Acórdão nº 2170/13.9TVLSB.L1-1 de Court of Appeal of Lisbon (Portugal), 02 de Maio de 2017

Magistrado ResponsávelRIJO FERREIRA
Data da Resolução02 de Maio de 2017
EmissorCourt of Appeal of Lisbon (Portugal)

Decisão Texto Parcial:


Acordam os Juizes, no Tribunal da Relação de Lisboa.

* PARTES: João Manuel ... ...

E Francisco Manuel ... ...

E Manuel Eduardo ... ...

E Ana Maria ... ... ... ... ...

E Maria Manuela ... ... ... ...

E Manuel de Oliveira ... ... .../Autores/Apelantes CONTRA: Paulo Fernando ... ... ...

e mulher Maria da Redenção ... ... ... ...

E Manuel Eduardo ... ... ... ...

E Maria do Carmo ... ... ...

E Tiago Manuel ... ... ... / Réus/Apelados ****** I–Relatório: Os Autores intentaram a presente acção pedindo se declare nulo o testamento datado de 25MAI2011 e assinado por ... Elisa Maria ... ... ... no Cartório Notarial de Ana Rita ... ..., lavrado a fls. 129 e 129 verso do livro de notas para testamentos públicos número um daquele Cartório, de que são beneficiários os Réus, alegando que quando o fez a testadora se encontrava incapacitada de entender o sentido das suas declarações, sendo que na ausência desse testamento seriam eles, Autores, os herdeiros da testadora.

Os Réus contestaram por impugnação, impetrando pela improcedência da acção.

A final veio a ser proferida sentença que, considerando não só não terem os Autores logrado provar factos integradores da invocada incapacidade acidental (ainda que considerando que eles lograram provar padecer a testadora de doença incapacitante ela não se mostrou em estádio capaz de pôr em causa a capacidade da testadora) como poder ter-se por segura a capacidade da testadora em função da qualificada garantia conferida pela intervenção notarial na outorga do testamento, julgou a acção improcedente, não declarando a invalidade do testamento.

Inconformados, apelaram os Autores, começando por invocar a falta de independência e imparcialidade do juiz e concluindo, em síntese, por erro na decisão de facto.

Houve contra-alegação onde se propugnou pela improcedência do recurso.

No despacho de admissão do recurso a Mmª Juiz visada respondeu à invocação de imparcialidade afirmando a sua extemporaneidade e afirmando não se ter sentido minimamente constrangida pela situação ou ter tido qualquer comportamento susceptível de colocar em causa a sua imparcialidade.

II–Questões a Resolver.

Consabidamente, a delimitação objectiva do recurso emerge do teor das conclusões do recorrente, enquanto constituam corolário lógico-jurídico correspectivo da fundamentação expressa na alegação, sem embargo das questões de que o tribunal ad quem possa ou deva conhecer ex officio.
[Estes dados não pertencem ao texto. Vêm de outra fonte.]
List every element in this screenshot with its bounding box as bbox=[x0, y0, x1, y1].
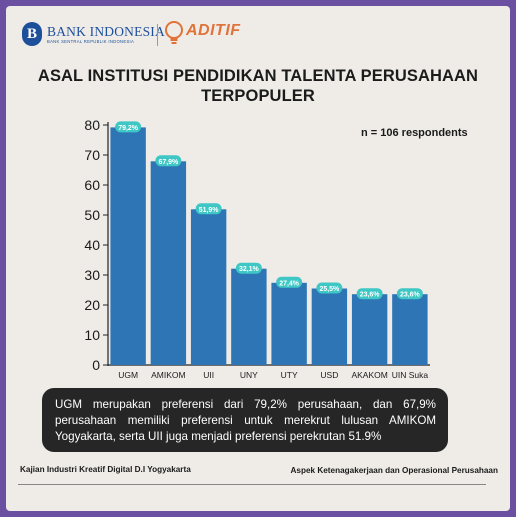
data-label: 67,9% bbox=[158, 159, 179, 166]
data-label: 27,4% bbox=[279, 280, 300, 287]
y-tick-label: 50 bbox=[84, 207, 100, 223]
data-label-pill bbox=[235, 262, 262, 274]
aditif-logo: ADITIF bbox=[163, 20, 241, 46]
bank-indonesia-name: BANK INDONESIA bbox=[47, 23, 165, 39]
data-label-pill bbox=[155, 155, 182, 167]
y-tick-label: 20 bbox=[84, 297, 100, 313]
data-label-pill bbox=[316, 282, 343, 294]
y-tick-label: 70 bbox=[84, 147, 100, 163]
bar-usd bbox=[311, 288, 348, 365]
chart-title: ASAL INSTITUSI PENDIDIKAN TALENTA PERUSA… bbox=[37, 67, 479, 105]
y-tick-label: 40 bbox=[84, 237, 100, 253]
x-tick-label: UIN Suka bbox=[392, 370, 429, 380]
x-tick-label: UNY bbox=[240, 370, 258, 380]
bar-uty bbox=[271, 282, 307, 365]
footer-aspect: Aspek Ketenagakerjaan dan Operasional Pe… bbox=[290, 466, 498, 475]
x-tick-label: USD bbox=[320, 370, 338, 380]
bar-amikom bbox=[150, 161, 187, 365]
aditif-name: ADITIF bbox=[186, 22, 241, 39]
bar-uin-suka bbox=[392, 294, 428, 365]
x-tick-label: UTY bbox=[281, 370, 298, 380]
y-tick-label: 0 bbox=[92, 357, 100, 373]
x-tick-label: AMIKOM bbox=[151, 370, 185, 380]
bar-ugm bbox=[110, 127, 146, 366]
x-tick-label: UGM bbox=[118, 370, 138, 380]
y-tick-label: 60 bbox=[84, 177, 100, 193]
data-label: 51,9% bbox=[199, 207, 220, 214]
data-label-pill bbox=[396, 288, 423, 300]
x-tick-label: UII bbox=[203, 370, 214, 380]
bank-indonesia-subtitle: BANK SENTRAL REPUBLIK INDONESIA bbox=[47, 38, 135, 44]
footer-divider bbox=[18, 484, 486, 485]
data-label-pill bbox=[195, 203, 222, 215]
data-label: 32,1% bbox=[239, 266, 260, 273]
data-label-pill bbox=[115, 121, 142, 133]
respondents-count: n = 106 respondents bbox=[361, 127, 468, 139]
data-label: 23,6% bbox=[400, 292, 421, 299]
y-tick-label: 80 bbox=[84, 117, 100, 133]
data-label: 25,5% bbox=[319, 286, 340, 293]
bar-uii bbox=[190, 209, 227, 365]
footer-study-title: Kajian Industri Kreatif Digital D.I Yogy… bbox=[20, 465, 191, 474]
data-label-pill bbox=[356, 288, 383, 300]
x-tick-label: AKAKOM bbox=[351, 370, 387, 380]
data-label-pill bbox=[276, 276, 303, 288]
lightbulb-icon bbox=[165, 21, 183, 44]
bar-akakom bbox=[351, 294, 388, 365]
data-label: 23,6% bbox=[360, 292, 381, 299]
bar-uny bbox=[231, 268, 267, 365]
bank-indonesia-emblem-icon: B bbox=[22, 22, 42, 46]
data-label: 79,2% bbox=[118, 125, 139, 132]
logo-divider bbox=[157, 24, 158, 46]
bank-indonesia-logo: B BANK INDONESIA BANK SENTRAL REPUBLIK I… bbox=[22, 22, 165, 46]
y-tick-label: 10 bbox=[84, 327, 100, 343]
y-tick-label: 30 bbox=[84, 267, 100, 283]
summary-note: UGM merupakan preferensi dari 79,2% peru… bbox=[42, 388, 448, 452]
De outra via, como meio impugnatório de decisões judiciais, o recurso visa tão só suscitar a reapreciação do decidido, não comportando, assim, ius novarum, i.e., a criação de decisão sobre matéria nova não submetida à apreciação do tribunal a quo.

Ademais, também o tribunal de recurso não está adstrito à apreciação de todos os argumentos produzidos em alegação, mas apenas – e com liberdade no respeitante à indagação, interpretação e aplicação das regras de direito – de todas as “questões” suscitadas, e que, por respeitarem aos elementos da causa, definidos em função das pretensões e causa de pedir aduzidas, se configurem como relevantes para conhecimento do respectivo objecto, exceptuadas as que resultem prejudicadas pela solução dada a outras.

Assim, em face do que se acaba de expor e das conclusões apresentadas, são as seguintes as questões a resolver por este Tribunal: - da (in)dependência / (im)parcialidade do juiz; - do erro na decisão de facto (e suas eventuais repercussões no aspecto jurídico da causa).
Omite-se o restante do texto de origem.